In 2021 stond ik aan het prille begin van mijn schrijverscarrière. Ik begon poëzie en proza te schrijven in het begin van dat jaar, en de columnwedstrijd was een perfecte gelegenheid om een nieuw genre te verkennen. De prijsuitreiking vond plaats in de gezellige Leuvense boekenwinkel Barbóék. Het was een goede reden om uit mijn kot te komen en een praatje te slaan met de organisatoren en de andere laureaten. Met andere schrijvers spreken over hun werk vind ik enorm inspirerend.

Wat heb je sindsdien zoal uitgespookt op literair vlak?

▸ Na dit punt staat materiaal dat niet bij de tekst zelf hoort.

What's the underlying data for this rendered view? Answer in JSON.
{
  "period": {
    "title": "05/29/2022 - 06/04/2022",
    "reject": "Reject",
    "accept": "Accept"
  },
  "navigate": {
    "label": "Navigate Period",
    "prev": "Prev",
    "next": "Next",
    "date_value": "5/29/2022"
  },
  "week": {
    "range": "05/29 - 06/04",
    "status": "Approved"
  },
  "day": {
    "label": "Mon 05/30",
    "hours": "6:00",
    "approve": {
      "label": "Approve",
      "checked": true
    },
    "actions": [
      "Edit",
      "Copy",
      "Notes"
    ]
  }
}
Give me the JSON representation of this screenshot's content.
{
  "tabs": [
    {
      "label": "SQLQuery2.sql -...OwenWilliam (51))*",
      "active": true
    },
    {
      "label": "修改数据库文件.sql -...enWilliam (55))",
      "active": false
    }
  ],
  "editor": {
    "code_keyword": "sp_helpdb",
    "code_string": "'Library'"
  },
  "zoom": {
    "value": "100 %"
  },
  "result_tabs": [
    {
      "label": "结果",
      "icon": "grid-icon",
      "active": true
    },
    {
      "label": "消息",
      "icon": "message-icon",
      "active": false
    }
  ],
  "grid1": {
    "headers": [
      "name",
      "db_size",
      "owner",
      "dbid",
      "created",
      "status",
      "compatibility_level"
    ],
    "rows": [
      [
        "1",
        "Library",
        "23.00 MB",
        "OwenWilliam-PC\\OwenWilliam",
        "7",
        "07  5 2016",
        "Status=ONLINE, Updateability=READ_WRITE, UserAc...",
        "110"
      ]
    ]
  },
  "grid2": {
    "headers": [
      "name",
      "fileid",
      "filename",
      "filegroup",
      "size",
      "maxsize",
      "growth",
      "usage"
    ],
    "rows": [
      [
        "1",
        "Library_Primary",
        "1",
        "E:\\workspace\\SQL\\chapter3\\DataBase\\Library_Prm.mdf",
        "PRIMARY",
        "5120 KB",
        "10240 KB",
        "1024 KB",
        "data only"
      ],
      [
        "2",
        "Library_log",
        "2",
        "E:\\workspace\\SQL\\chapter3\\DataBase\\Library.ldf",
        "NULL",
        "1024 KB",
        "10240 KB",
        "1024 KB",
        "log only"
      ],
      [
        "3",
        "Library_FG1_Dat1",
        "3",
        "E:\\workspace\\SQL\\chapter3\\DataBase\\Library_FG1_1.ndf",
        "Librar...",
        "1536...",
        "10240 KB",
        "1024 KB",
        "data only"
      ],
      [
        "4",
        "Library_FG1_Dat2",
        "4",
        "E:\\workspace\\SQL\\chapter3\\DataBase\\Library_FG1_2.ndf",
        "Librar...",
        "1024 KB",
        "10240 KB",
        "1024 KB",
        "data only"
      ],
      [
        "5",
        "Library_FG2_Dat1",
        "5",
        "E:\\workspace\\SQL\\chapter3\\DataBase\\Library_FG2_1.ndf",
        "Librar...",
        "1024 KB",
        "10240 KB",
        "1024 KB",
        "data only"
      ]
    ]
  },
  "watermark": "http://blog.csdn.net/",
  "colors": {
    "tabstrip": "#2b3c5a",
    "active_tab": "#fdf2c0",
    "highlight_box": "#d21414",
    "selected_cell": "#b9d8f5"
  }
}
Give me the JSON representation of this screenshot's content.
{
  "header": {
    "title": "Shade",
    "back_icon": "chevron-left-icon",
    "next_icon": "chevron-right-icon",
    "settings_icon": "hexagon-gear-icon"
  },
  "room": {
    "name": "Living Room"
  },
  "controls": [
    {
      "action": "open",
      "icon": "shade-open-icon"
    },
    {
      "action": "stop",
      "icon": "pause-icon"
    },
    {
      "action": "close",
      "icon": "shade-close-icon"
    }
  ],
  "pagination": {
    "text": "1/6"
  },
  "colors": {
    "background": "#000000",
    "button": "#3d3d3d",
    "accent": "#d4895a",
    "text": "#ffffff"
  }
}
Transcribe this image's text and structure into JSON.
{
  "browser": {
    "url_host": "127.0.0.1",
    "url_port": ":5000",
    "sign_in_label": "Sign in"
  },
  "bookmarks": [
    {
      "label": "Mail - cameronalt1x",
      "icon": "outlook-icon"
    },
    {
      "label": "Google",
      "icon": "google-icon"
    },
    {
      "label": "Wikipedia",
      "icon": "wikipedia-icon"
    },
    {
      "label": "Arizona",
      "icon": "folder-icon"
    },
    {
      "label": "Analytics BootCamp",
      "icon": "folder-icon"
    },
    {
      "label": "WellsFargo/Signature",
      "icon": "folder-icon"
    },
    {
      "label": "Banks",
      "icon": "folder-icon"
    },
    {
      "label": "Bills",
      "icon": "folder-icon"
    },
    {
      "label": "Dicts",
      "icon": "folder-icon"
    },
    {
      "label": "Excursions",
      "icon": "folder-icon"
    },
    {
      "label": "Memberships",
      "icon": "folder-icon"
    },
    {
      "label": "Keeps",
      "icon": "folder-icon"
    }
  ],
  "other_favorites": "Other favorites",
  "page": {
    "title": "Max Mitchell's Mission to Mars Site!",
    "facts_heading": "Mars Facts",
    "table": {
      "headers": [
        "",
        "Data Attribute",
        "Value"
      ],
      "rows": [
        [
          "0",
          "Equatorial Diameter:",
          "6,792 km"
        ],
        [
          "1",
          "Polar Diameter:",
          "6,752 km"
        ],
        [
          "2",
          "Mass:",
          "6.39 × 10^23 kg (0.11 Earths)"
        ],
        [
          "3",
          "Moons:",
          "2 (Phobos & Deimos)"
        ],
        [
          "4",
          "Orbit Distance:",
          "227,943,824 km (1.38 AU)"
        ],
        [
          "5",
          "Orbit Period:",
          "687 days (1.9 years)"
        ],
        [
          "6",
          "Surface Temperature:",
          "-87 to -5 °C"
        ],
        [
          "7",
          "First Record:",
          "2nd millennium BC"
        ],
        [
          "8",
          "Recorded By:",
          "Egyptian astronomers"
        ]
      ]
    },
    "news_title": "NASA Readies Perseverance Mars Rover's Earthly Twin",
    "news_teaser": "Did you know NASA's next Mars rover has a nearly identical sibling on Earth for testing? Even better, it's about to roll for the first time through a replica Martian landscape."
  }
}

Hoe pakte je de uitbouw van je schrijfcarrière aan?

Sindsdien is mijn literaire carrière, om het met een afgezaagde watermetafoor te zeggen, in een stroomversnelling geraakt. In september 2023 tekende ik een auteurscontract bij uitgeverij De Arbeiderspers voor een roman en een verhalenbundel. Ik ben momenteel bezig met het schrijven van de roman, die in 2025 zal verschijnen. Om mijn vaardigheden te ontwikkelen, volgde ik twee jaar schrijfles bij Margot Vyverman aan het stedelijk conservatorium in Leuven.

De gesprekken met de andere leerlingen en het uitwisselen van feedback op elkaars werk vond ik heel motiverend.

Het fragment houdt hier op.